PFN Releases PLaMo-13B Open-Source Large Language Model in Japanese and English for Research and Commercial Use
New 13 billion-parameter pre-trained model shows one of world’s highest performances in Japanese and English combined
TOKYO – September 28, 2023 – Preferred Networks, Inc. (PFN) today released PLaMo™-13B (Preferred Language Model), a 13 billion-parameter pre-trained large language model (LLM), under an open source software license that permits research and commercial use at https://huggingface.co/pfnet/plamo-13b. PLaMo-13B has demonstrated one of the world’s highest performances on the common lm-evaluation-harness benchmark for Japanese and English combined among currently available pre-trained models with similar parameter sizes.
Performance comparison in Japanese and English
Each plot shows the average deviation of benchmark scores in both languages.
*For a fair comparison, PFN has re-evaluated the model and adopted a higher score
than the one published by the developer.
A new category of artificial intelligence (AI) systems known as foundation models, such as large language models and diffusion models, have recently been adopted in a range of domains and delivered remarkable results. Anticipating that foundation models will boost innovation across industries, PFN has been closely studying them and started building LLMs beginning spring 2023.
To develop PLaMo-13B, PFN has collected and processed open data publicly available for training AI models to build a 1.4 trillion-token dataset in Japanese and English. PFN used 480 NVIDIA A100 GPUs provided by Japan’s National Institute of Advanced Industrial Science and Technology through its AI Bridging Cloud Infrastructure (ABCI) to train the model for nearly one month.
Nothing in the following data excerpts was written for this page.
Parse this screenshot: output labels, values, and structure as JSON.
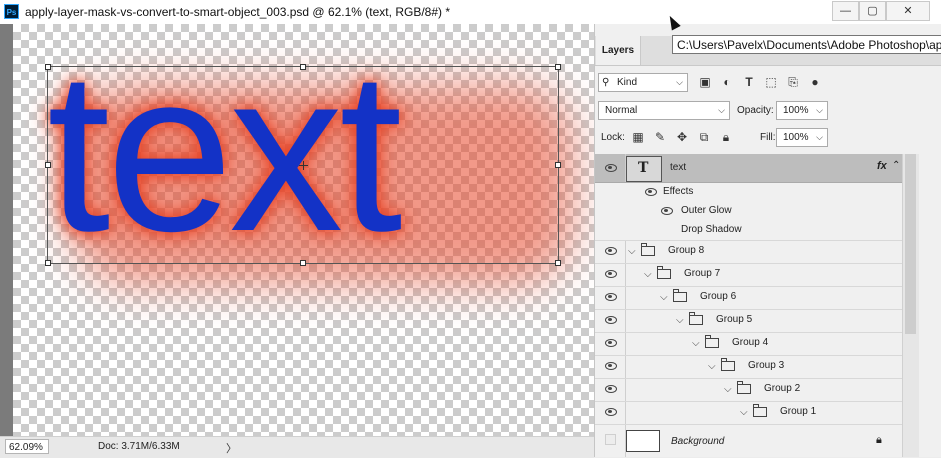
{
  "window": {
    "app_icon": "Ps",
    "title": "apply-layer-mask-vs-convert-to-smart-object_003.psd @ 62.1% (text, RGB/8#) *",
    "buttons": [
      "minimize-icon",
      "maximize-icon",
      "close-icon"
    ]
  },
  "canvas": {
    "text": "text",
    "text_color": "#1332c6",
    "glow_color": "#e84628"
  },
  "status": {
    "zoom": "62.09%",
    "doc_info": "Doc: 3.71M/6.33M",
    "arrow": "〉"
  },
  "tooltip": "C:\\Users\\Pavelx\\Documents\\Adobe Photoshop\\ap",
  "panel": {
    "tab": "Layers",
    "filter_kind": "Kind",
    "blend_mode": "Normal",
    "opacity_label": "Opacity:",
    "opacity_value": "100%",
    "lock_label": "Lock:",
    "fill_label": "Fill:",
    "fill_value": "100%",
    "layers": [
      {
        "name": "text",
        "type": "text",
        "selected": true,
        "fx": "fx"
      },
      {
        "name": "Effects",
        "type": "effects-header"
      },
      {
        "name": "Outer Glow",
        "type": "effect"
      },
      {
        "name": "Drop Shadow",
        "type": "effect"
      },
      {
        "name": "Group 8",
        "type": "group"
      },
      {
        "name": "Group 7",
        "type": "group"
      },
      {
        "name": "Group 6",
        "type": "group"
      },
      {
        "name": "Group 5",
        "type": "group"
      },
      {
        "name": "Group 4",
        "type": "group"
      },
      {
        "name": "Group 3",
        "type": "group"
      },
      {
        "name": "Group 2",
        "type": "group"
      },
      {
        "name": "Group 1",
        "type": "group"
      },
      {
        "name": "Background",
        "type": "background"
      }
    ]
  }
}
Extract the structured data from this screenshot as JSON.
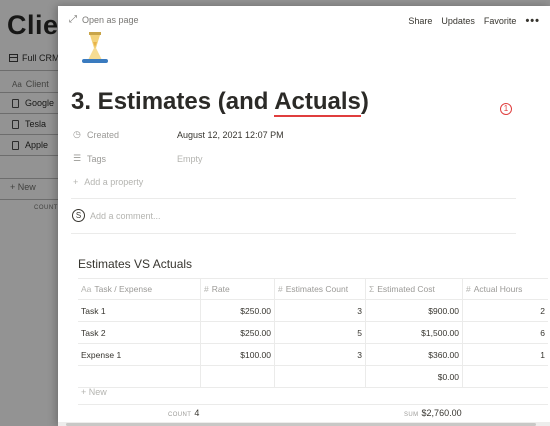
{
  "background": {
    "title": "Clier",
    "view_label": "Full CRM",
    "column_header": "Client",
    "rows": [
      "Google",
      "Tesla",
      "Apple"
    ],
    "new_label": "New",
    "count_label": "COUNT"
  },
  "topbar": {
    "open_as_page": "Open as page",
    "share": "Share",
    "updates": "Updates",
    "favorite": "Favorite",
    "more": "•••"
  },
  "page": {
    "icon": "hourglass-icon",
    "title_prefix": "3. Estimates (and ",
    "title_underlined": "Actuals",
    "title_suffix": ")",
    "badge": "1",
    "properties": [
      {
        "icon": "clock-icon",
        "name": "Created",
        "value": "August 12, 2021 12:07 PM",
        "empty": false
      },
      {
        "icon": "list-icon",
        "name": "Tags",
        "value": "Empty",
        "empty": true
      }
    ],
    "add_property": "Add a property",
    "comment_avatar": "S",
    "comment_placeholder": "Add a comment..."
  },
  "database": {
    "title": "Estimates VS Actuals",
    "columns": [
      {
        "icon": "Aa",
        "label": "Task / Expense"
      },
      {
        "icon": "#",
        "label": "Rate"
      },
      {
        "icon": "#",
        "label": "Estimates Count"
      },
      {
        "icon": "Σ",
        "label": "Estimated Cost"
      },
      {
        "icon": "#",
        "label": "Actual Hours"
      }
    ],
    "rows": [
      [
        "Task 1",
        "$250.00",
        "3",
        "$900.00",
        "2"
      ],
      [
        "Task 2",
        "$250.00",
        "5",
        "$1,500.00",
        "6"
      ],
      [
        "Expense 1",
        "$100.00",
        "3",
        "$360.00",
        "1"
      ],
      [
        "",
        "",
        "",
        "$0.00",
        ""
      ]
    ],
    "new_label": "New",
    "count_label": "COUNT",
    "count_value": "4",
    "sum_label": "SUM",
    "sum_value": "$2,760.00"
  },
  "colors": {
    "accent_red": "#e03e3e",
    "text": "#37352f",
    "muted": "#9b9a97"
  }
}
PFN kept the parameter size compact at 13 billion by augmenting the training dataset in English and Japanese, allowing PLaMo-13B users to run the LLM on one standard GPU server but still benefit from one of the world’s highest performances for Japanese and English combined.
PFN has released codes and parameters required for inferences on PLaMo-13B under the Apache License v2.0 which permits research and commercial use for free, in a bid to help many users conduct research and tests using the LLM that achieves high performance in Japanese and English combined.
New subsidiary for multi-modal foundation model
PFN plans to establish a new subsidiary Preferred Elements, Inc. (PFE) through a company split on November 1, 2023 to boost the development of a high-performance multi-modal foundation model that can process text, images, audio, video, spatial information, genome, sensor values and other various forms of data. PFN’s Chief Executive Researcher Daisuke Okanohara will also serve as the president of PFE.
PFE will develop a multi-modal foundation model that is far more large-scale and functional than PFN’s new LLM, and aims to launch it commercially in 2024 while applying it to products and services provided by PFN group companies and their partners. PFN has accumulated practical experience and knowledge for LLM development at PFE including collection and processing of pre-training data, and pre-training of LLMs using large computing infrastructure.
Going forward, PFE will work with the government, educational institutions and private companies to collect and develop pre-training data while addressing known LLM issues such as hallucination, bias and misuse to ensure that its foundation model will empower industries and society as a safe and reliable infrastructure.
PFN at CEATEC Japan 2023
PFN will set up a booth at CEATEC Japan 2023 which is to be held between Tuesday, October 17 and Friday, October 20, 2023 at Makuhari Messe, Chiba, Japan, where the company will demonstrate how it plans to apply LLMs including PLaMo-13B to 3D model generation, materials simulation, robot control and more.
At the PFN booth (A121, Advanced Technology Area, Hall 8), PFN members will demonstrate how PFN products will work with LLMs in the future and give presentations on the stage on the technological advancement it envisions. PFN will also exhibit an actual server equipped with the MN-Core™ AI processor as well as MN-Core 2, the latest in the series.